Do I simply go for obedience training – Pavlovian cause and effect, if you will? It certainly has its advantages, training the kids so that “When I say ‘jump,’ you say ‘how high?'” But this does not take into account the fact that I must give them the tools to shape their consciences, so that they are not merely blindly obedient, but are able to choose obedience themselves. Does it take more work to do the latter? You betcha. A lot more. And more patience, and more waiting for them to mature. But that is the trouble with having an ideology. You have to be a little bit forward-thinking sometimes.

Should I select methods simply because they “work” (another post on “what works?” might be forthcoming) or is there another factor involved? Pinching, slapping, hair pulling, biting (to cure biting, e.g.) might all work to adjust a behavior, but aren’t they inherently disrespectful of the people that are our children? I need to choose methods that are appropriate. I can use my size (bigger than they!) to accomplish this respectfully, such as physically moving them away from a temptation or danger. I can choose to correct them privately as opposed to in public (humiliation). I can inspire them by stories of saints or other children who exemplify the behavior I wish them to emulate. I can model the good behavior myself, rather than adopting a “do what I say, not what I do” mentality which is all too common in the methods which are heavy on fear-based behavior modification. It’s easy enough to strike fear in your children’s hearts. Not so easy to inspire them, but much more worth it in the long run!
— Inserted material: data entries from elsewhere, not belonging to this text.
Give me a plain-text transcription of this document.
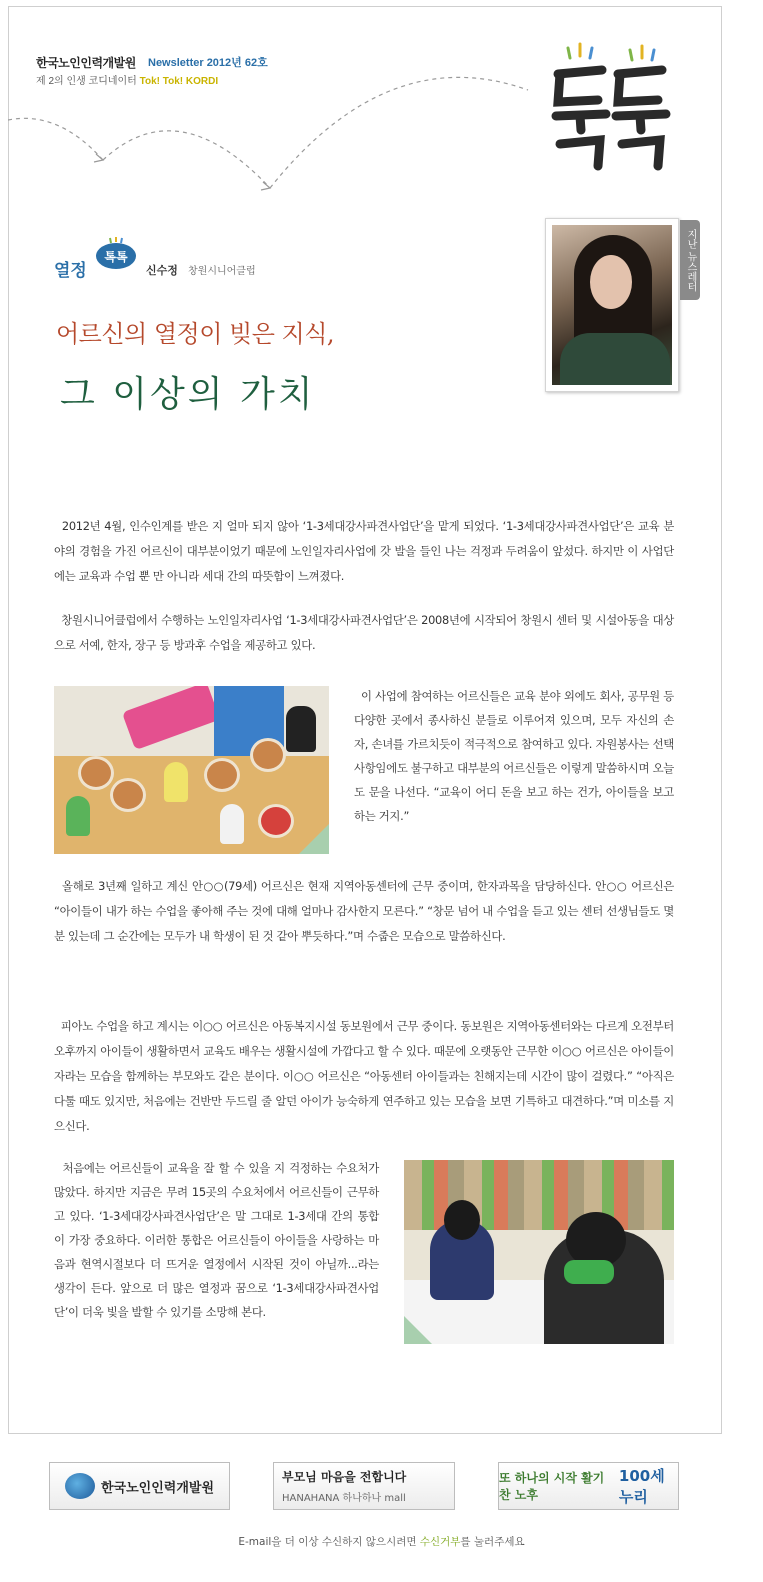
한국노인인력개발원 Newsletter 2012년 62호
제 2의 인생 코디네이터 Tok! Tok! KORDI
지난 뉴스레터
열정
톡톡
신수정 창원시니어클럽
어르신의 열정이 빚은 지식,
그 이상의 가치

2012년 4월, 인수인계를 받은 지 얼마 되지 않아 ‘1-3세대강사파견사업단’을 맡게 되었다. ‘1-3세대강사파견사업단’은 교육 분야의 경험을 가진 어르신이 대부분이었기 때문에 노인일자리사업에 갓 발을 들인 나는 걱정과 두려움이 앞섰다. 하지만 이 사업단에는 교육과 수업 뿐 만 아니라 세대 간의 따뜻함이 느껴졌다.

창원시니어클럽에서 수행하는 노인일자리사업 ‘1-3세대강사파견사업단’은 2008년에 시작되어 창원시 센터 및 시설아동을 대상으로 서예, 한자, 장구 등 방과후 수업을 제공하고 있다.

이 사업에 참여하는 어르신들은 교육 분야 외에도 회사, 공무원 등 다양한 곳에서 종사하신 분들로 이루어져 있으며, 모두 자신의 손자, 손녀를 가르치듯이 적극적으로 참여하고 있다. 자원봉사는 선택사항임에도 불구하고 대부분의 어르신들은 이렇게 말씀하시며 오늘도 문을 나선다. “교육이 어디 돈을 보고 하는 건가, 아이들을 보고 하는 거지.”

올해로 3년째 일하고 계신 안○○(79세) 어르신은 현재 지역아동센터에 근무 중이며, 한자과목을 담당하신다. 안○○ 어르신은 “아이들이 내가 하는 수업을 좋아해 주는 것에 대해 얼마나 감사한지 모른다.” “창문 넘어 내 수업을 듣고 있는 센터 선생님들도 몇 분 있는데 그 순간에는 모두가 내 학생이 된 것 같아 뿌듯하다.”며 수줍은 모습으로 말씀하신다.

피아노 수업을 하고 계시는 이○○ 어르신은 아동복지시설 동보원에서 근무 중이다. 동보원은 지역아동센터와는 다르게 오전부터 오후까지 아이들이 생활하면서 교육도 배우는 생활시설에 가깝다고 할 수 있다. 때문에 오랫동안 근무한 이○○ 어르신은 아이들이 자라는 모습을 함께하는 부모와도 같은 분이다. 이○○ 어르신은 “아동센터 아이들과는 친해지는데 시간이 많이 걸렸다.” “아직은 다툴 때도 있지만, 처음에는 건반만 두드릴 줄 알던 아이가 능숙하게 연주하고 있는 모습을 보면 기특하고 대견하다.”며 미소를 지으신다.

처음에는 어르신들이 교육을 잘 할 수 있을 지 걱정하는 수요처가 많았다. 하지만 지금은 무려 15곳의 수요처에서 어르신들이 근무하고 있다. ‘1-3세대강사파견사업단’은 말 그대로 1-3세대 간의 통합이 가장 중요하다. 이러한 통합은 어르신들이 아이들을 사랑하는 마음과 현역시절보다 더 뜨거운 열정에서 시작된 것이 아닐까...라는 생각이 든다. 앞으로 더 많은 열정과 꿈으로 ‘1-3세대강사파견사업단’이 더욱 빛을 발할 수 있기를 소망해 본다.

한국노인인력개발원
부모님 마음을 전합니다
HANAHANA 하나하나 mall
또 하나의 시작 활기찬 노후
100세누리
E-mail을 더 이상 수신하지 않으시려면 수신거부를 눌러주세요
A final point, on the notion of free will. As Catholics we believe strongly in free will. Free will is not an illusion, nor is it mere semantics. We actually have the capacity to make choices every day which will determine our own eternal fate. Therefore, as parents we must respect our children’s free will, because it is given to them by God Himself, just as He gave one to us. Thus any method that strives to “break” a child’s will is completely contrary to Catholic doctrine. The proper goal is to provide a track in the right direction on which the child’s will can freely run. Does this mean that as parents we simply accept misbehavior? Not at all! It merely informs the way we treat misbehavior. We might use natural consequences as much as possible, or contrived consequences when this is not possible due to excessive danger, etc. And we seek opportunities to discourage bad behavior as well as encourage good, while at the same time giving the child tangible tools to use for next time.  Also, it helps to have a mindset of preventative discipline rather than a wait-then-fight-fires approach.

All this doesn’t exclude corporal punishment per se, but corporal punishment is far inferior to other forms of motivation. Liken this to the fact that one can live a life free of mortal sin because he fears the pains of hell, but this is an inferior motivation than the pure love of God. If you can obtain the latter, the former is not necessary, but the former is only to be used as a bridge to the latter.